Nazos and the Batavia contingent will be looking at Stevenson junior guard Matt Johnson, who moved to Buffalo Grove from Batavia in October of his sophomore year, Nazos said, to live with his father after Johnson’s mother passed away.

Nazos said Johnson still talks with his Batavia pals, who went to see him at this year’s Proviso West Holiday Tournament.

“I’m sure it’s a thing he’s been looking forward to all year,” Nazos said.

The same could be said for Mooseheart, which faces the ninth-ranked team in The Associated Press 3A poll in 18-2 Bartonville-Limestone, which last season beat St. Francis at the supersectional on its way to third-place in Class 3A.

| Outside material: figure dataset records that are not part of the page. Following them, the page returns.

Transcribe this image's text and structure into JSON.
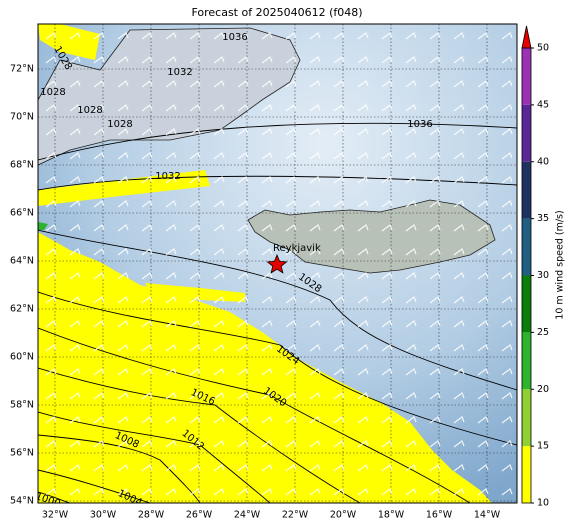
{
  "title": "Forecast of 2025040612 (f048)",
  "map": {
    "lon_labels": [
      "32°W",
      "30°W",
      "28°W",
      "26°W",
      "24°W",
      "22°W",
      "20°W",
      "18°W",
      "16°W",
      "14°W"
    ],
    "lat_labels": [
      "72°N",
      "70°N",
      "68°N",
      "66°N",
      "64°N",
      "62°N",
      "60°N",
      "58°N",
      "56°N",
      "54°N"
    ],
    "city": "Reykjavik",
    "contour_labels": [
      "1036",
      "1028",
      "1032",
      "1028",
      "1028",
      "1028",
      "1036",
      "1032",
      "1028",
      "1024",
      "1020",
      "1016",
      "1012",
      "1008",
      "1004",
      "1000"
    ]
  },
  "colorbar": {
    "label": "10 m wind speed (m/s)",
    "lim": [
      10,
      50
    ],
    "ticks": [
      10,
      15,
      20,
      25,
      30,
      35,
      40,
      45,
      50
    ],
    "colors": [
      "#ffff00",
      "#8fd132",
      "#2db42d",
      "#0a7d0a",
      "#1e5f82",
      "#1e3262",
      "#5a2896",
      "#9b32b4"
    ],
    "extend_color": "#e60000"
  }
}
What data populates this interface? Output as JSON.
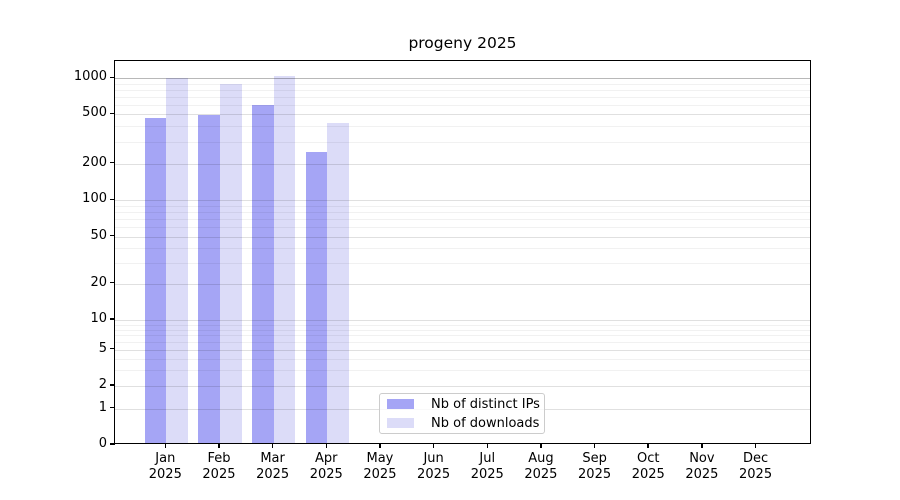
{
  "chart_data": {
    "type": "bar",
    "title": "progeny 2025",
    "categories": [
      "Jan",
      "Feb",
      "Mar",
      "Apr",
      "May",
      "Jun",
      "Jul",
      "Aug",
      "Sep",
      "Oct",
      "Nov",
      "Dec"
    ],
    "year": "2025",
    "series": [
      {
        "name": "Nb of distinct IPs",
        "color": "#a5a5f5",
        "values": [
          450,
          480,
          580,
          240,
          null,
          null,
          null,
          null,
          null,
          null,
          null,
          null
        ]
      },
      {
        "name": "Nb of downloads",
        "color": "#dcdcf8",
        "values": [
          970,
          870,
          1000,
          410,
          null,
          null,
          null,
          null,
          null,
          null,
          null,
          null
        ]
      }
    ],
    "xlabel": "",
    "ylabel": "",
    "yscale": "symlog",
    "yticks": [
      0,
      1,
      2,
      5,
      10,
      20,
      50,
      100,
      200,
      500,
      1000
    ],
    "ylim": [
      0,
      1100
    ],
    "grid": true,
    "legend_position": "lower center"
  },
  "colors": {
    "background": "#ffffff",
    "axis": "#000000",
    "grid_major": "rgba(0,0,0,0.12)",
    "grid_minor": "rgba(0,0,0,0.055)",
    "grid_top": "rgba(0,0,0,0.28)",
    "legend_border": "#cccccc"
  }
}
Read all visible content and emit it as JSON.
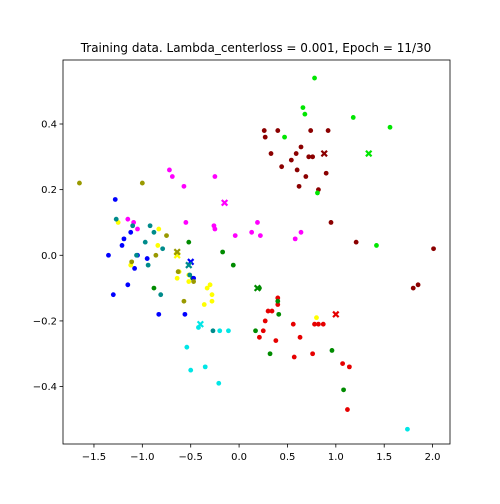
{
  "chart_data": {
    "type": "scatter",
    "title": "Training data. Lambda_centerloss = 0.001, Epoch = 11/30",
    "xlabel": "",
    "ylabel": "",
    "xlim": [
      -1.82,
      2.18
    ],
    "ylim": [
      -0.575,
      0.595
    ],
    "xticks": [
      -1.5,
      -1.0,
      -0.5,
      0.0,
      0.5,
      1.0,
      1.5,
      2.0
    ],
    "xtick_labels": [
      "−1.5",
      "−1.0",
      "−0.5",
      "0.0",
      "0.5",
      "1.0",
      "1.5",
      "2.0"
    ],
    "yticks": [
      -0.4,
      -0.2,
      0.0,
      0.2,
      0.4
    ],
    "ytick_labels": [
      "−0.4",
      "−0.2",
      "0.0",
      "0.2",
      "0.4"
    ],
    "grid": false,
    "series": [
      {
        "color": "#8b0000",
        "points": [
          [
            0.26,
            0.38
          ],
          [
            0.27,
            0.36
          ],
          [
            0.33,
            0.31
          ],
          [
            0.4,
            0.38
          ],
          [
            0.44,
            0.27
          ],
          [
            0.54,
            0.29
          ],
          [
            0.59,
            0.31
          ],
          [
            0.6,
            0.26
          ],
          [
            0.62,
            0.21
          ],
          [
            0.64,
            0.33
          ],
          [
            0.69,
            0.24
          ],
          [
            0.72,
            0.3
          ],
          [
            0.74,
            0.38
          ],
          [
            0.76,
            0.3
          ],
          [
            0.82,
            0.2
          ],
          [
            0.9,
            0.25
          ],
          [
            0.92,
            0.38
          ],
          [
            0.95,
            0.1
          ],
          [
            1.21,
            0.04
          ],
          [
            1.8,
            -0.1
          ],
          [
            1.85,
            -0.09
          ],
          [
            2.01,
            0.02
          ]
        ],
        "center": [
          0.88,
          0.31
        ]
      },
      {
        "color": "#00e600",
        "points": [
          [
            0.47,
            0.36
          ],
          [
            0.66,
            0.45
          ],
          [
            0.68,
            0.43
          ],
          [
            0.78,
            0.54
          ],
          [
            0.81,
            0.19
          ],
          [
            1.18,
            0.42
          ],
          [
            1.42,
            0.03
          ],
          [
            1.56,
            0.39
          ]
        ],
        "center": [
          1.34,
          0.31
        ]
      },
      {
        "color": "#e60000",
        "points": [
          [
            0.3,
            -0.17
          ],
          [
            0.34,
            -0.17
          ],
          [
            0.27,
            -0.2
          ],
          [
            0.25,
            -0.23
          ],
          [
            0.21,
            -0.25
          ],
          [
            0.38,
            -0.26
          ],
          [
            0.4,
            -0.13
          ],
          [
            0.4,
            -0.15
          ],
          [
            0.56,
            -0.21
          ],
          [
            0.57,
            -0.31
          ],
          [
            0.63,
            -0.25
          ],
          [
            0.78,
            -0.21
          ],
          [
            0.82,
            -0.21
          ],
          [
            0.87,
            -0.21
          ],
          [
            0.76,
            -0.3
          ],
          [
            1.07,
            -0.33
          ],
          [
            1.14,
            -0.34
          ],
          [
            1.12,
            -0.47
          ]
        ],
        "center": [
          1.0,
          -0.18
        ]
      },
      {
        "color": "#008b00",
        "points": [
          [
            -0.88,
            -0.1
          ],
          [
            -0.52,
            0.04
          ],
          [
            -0.48,
            -0.07
          ],
          [
            -0.17,
            0.01
          ],
          [
            -0.06,
            -0.03
          ],
          [
            0.17,
            -0.23
          ],
          [
            0.21,
            -0.1
          ],
          [
            0.32,
            -0.3
          ],
          [
            0.4,
            -0.14
          ],
          [
            0.41,
            -0.18
          ],
          [
            0.96,
            -0.29
          ],
          [
            1.08,
            -0.41
          ]
        ],
        "center": [
          0.19,
          -0.1
        ]
      },
      {
        "color": "#ff00ff",
        "points": [
          [
            -1.15,
            0.11
          ],
          [
            -1.09,
            0.1
          ],
          [
            -1.05,
            0.08
          ],
          [
            -0.72,
            0.26
          ],
          [
            -0.69,
            0.24
          ],
          [
            -0.57,
            0.21
          ],
          [
            -0.55,
            0.1
          ],
          [
            -0.25,
            0.24
          ],
          [
            -0.26,
            0.09
          ],
          [
            -0.25,
            0.08
          ],
          [
            -0.04,
            0.06
          ],
          [
            0.13,
            0.07
          ],
          [
            0.19,
            0.1
          ],
          [
            0.22,
            0.06
          ],
          [
            0.58,
            0.05
          ],
          [
            0.64,
            0.07
          ]
        ],
        "center": [
          -0.15,
          0.16
        ]
      },
      {
        "color": "#0000ff",
        "points": [
          [
            -1.35,
            0.0
          ],
          [
            -1.3,
            -0.12
          ],
          [
            -1.28,
            0.17
          ],
          [
            -1.21,
            0.03
          ],
          [
            -1.19,
            0.05
          ],
          [
            -1.15,
            -0.09
          ],
          [
            -1.12,
            0.07
          ],
          [
            -1.05,
            0.0
          ],
          [
            -1.08,
            -0.04
          ],
          [
            -0.95,
            -0.01
          ],
          [
            -0.83,
            -0.18
          ],
          [
            -0.56,
            -0.18
          ],
          [
            -0.47,
            -0.07
          ]
        ],
        "center": [
          -0.5,
          -0.02
        ]
      },
      {
        "color": "#ffff00",
        "points": [
          [
            -1.25,
            0.1
          ],
          [
            -1.12,
            -0.03
          ],
          [
            -0.83,
            0.08
          ],
          [
            -0.84,
            0.03
          ],
          [
            -0.64,
            -0.07
          ],
          [
            -0.62,
            -0.05
          ],
          [
            -0.52,
            -0.06
          ],
          [
            -0.52,
            -0.08
          ],
          [
            -0.36,
            -0.15
          ],
          [
            -0.33,
            -0.1
          ],
          [
            -0.3,
            -0.09
          ],
          [
            -0.28,
            -0.12
          ],
          [
            -0.28,
            -0.14
          ],
          [
            0.8,
            -0.19
          ]
        ],
        "center": [
          -0.64,
          0.0
        ]
      },
      {
        "color": "#008b8b",
        "points": [
          [
            -1.27,
            0.11
          ],
          [
            -1.1,
            0.09
          ],
          [
            -1.06,
            0.0
          ],
          [
            -0.97,
            0.04
          ],
          [
            -0.94,
            -0.03
          ],
          [
            -0.92,
            0.09
          ],
          [
            -0.88,
            0.07
          ],
          [
            -0.81,
            -0.12
          ],
          [
            -0.79,
            0.02
          ],
          [
            -0.51,
            -0.06
          ],
          [
            -0.27,
            -0.23
          ]
        ],
        "center": [
          -0.52,
          -0.03
        ]
      },
      {
        "color": "#00e6e6",
        "points": [
          [
            -0.54,
            -0.28
          ],
          [
            -0.5,
            -0.35
          ],
          [
            -0.42,
            -0.22
          ],
          [
            -0.35,
            -0.34
          ],
          [
            -0.21,
            -0.39
          ],
          [
            -0.2,
            -0.23
          ],
          [
            -0.11,
            -0.23
          ],
          [
            1.74,
            -0.53
          ]
        ],
        "center": [
          -0.4,
          -0.21
        ]
      },
      {
        "color": "#999900",
        "points": [
          [
            -1.65,
            0.22
          ],
          [
            -1.11,
            -0.02
          ],
          [
            -1.0,
            0.22
          ],
          [
            -0.86,
            0.0
          ],
          [
            -0.75,
            0.06
          ],
          [
            -0.63,
            -0.05
          ],
          [
            -0.57,
            -0.14
          ],
          [
            -0.47,
            -0.08
          ]
        ],
        "center": [
          -0.64,
          0.01
        ]
      }
    ]
  }
}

According to Darryl Mellema, Daily Herald correspondent and also an associate editor in the communications department of Moose International, Limestone will be Mooseheart’s toughest opponent since playing Peoria Manual at the Canton Thanksgiving Tournament. Currently the Ramblers are 9-0 in the Northeastern Athletic Conference, coming off a typical 89-44 victory Tuesday over Alden-Hebron.

Mooseheart (18-2) is The Associated Press’ No. 5 team in Class 1A and has lost only to Canton and Manual, on the same day over Thanksgiving. Coach Ron Ahrens’ Ramblers are led by 7-1 Akim Nyang, 6-10 Makur Puou and 6-7 Mangisto Deng.

In Mellema’s postgame report of Mooseheart’s easy win over Alden-Hebron, Ahrens was quoted as saying: “I can’t wait to play Limestone. I know how good they were last year and I want the guys to be challenged. I’m so honored to even be invited, being around this area for 15 years and knowing the legacy Coach Roberts left up there.”

Batavia and Mooseheart have a respectful and helpful working relationship. When the Batavia football team was in its championship run, rather than practice on its frozen natural surface, Batavia was welcomed to use Mooseheart Stadium and its FieldTurf surface.

Now that favor has been repaid in a different forum.

“We wanted to have Mooseheart in, as good as they are,” Nazos said. “We know the coach there, and I think they’re a team that needs to be seen and a team that wants to play great competition, too.”

As for Jim and Sylvia Roberts, Nazos said he tried to get them to “throw out the first ball,” but the retired coach would relent only to a simple acknowledgment.

“He’s too humble,” Nazos said.

Making headway: He’s got a way to go before joining the likes of Pingatore, Kerkman and even 196 game-winner Nazos, but with Marmion’s 80-56 victory over Montini on Tuesday, Cadets coach Ryan Paradise earned his 50th career win.

St. Francis coach Bob Ward, now in his third season with the Spartans, won No. 300 in Tuesday’s 54-39 win over Chicago Christian.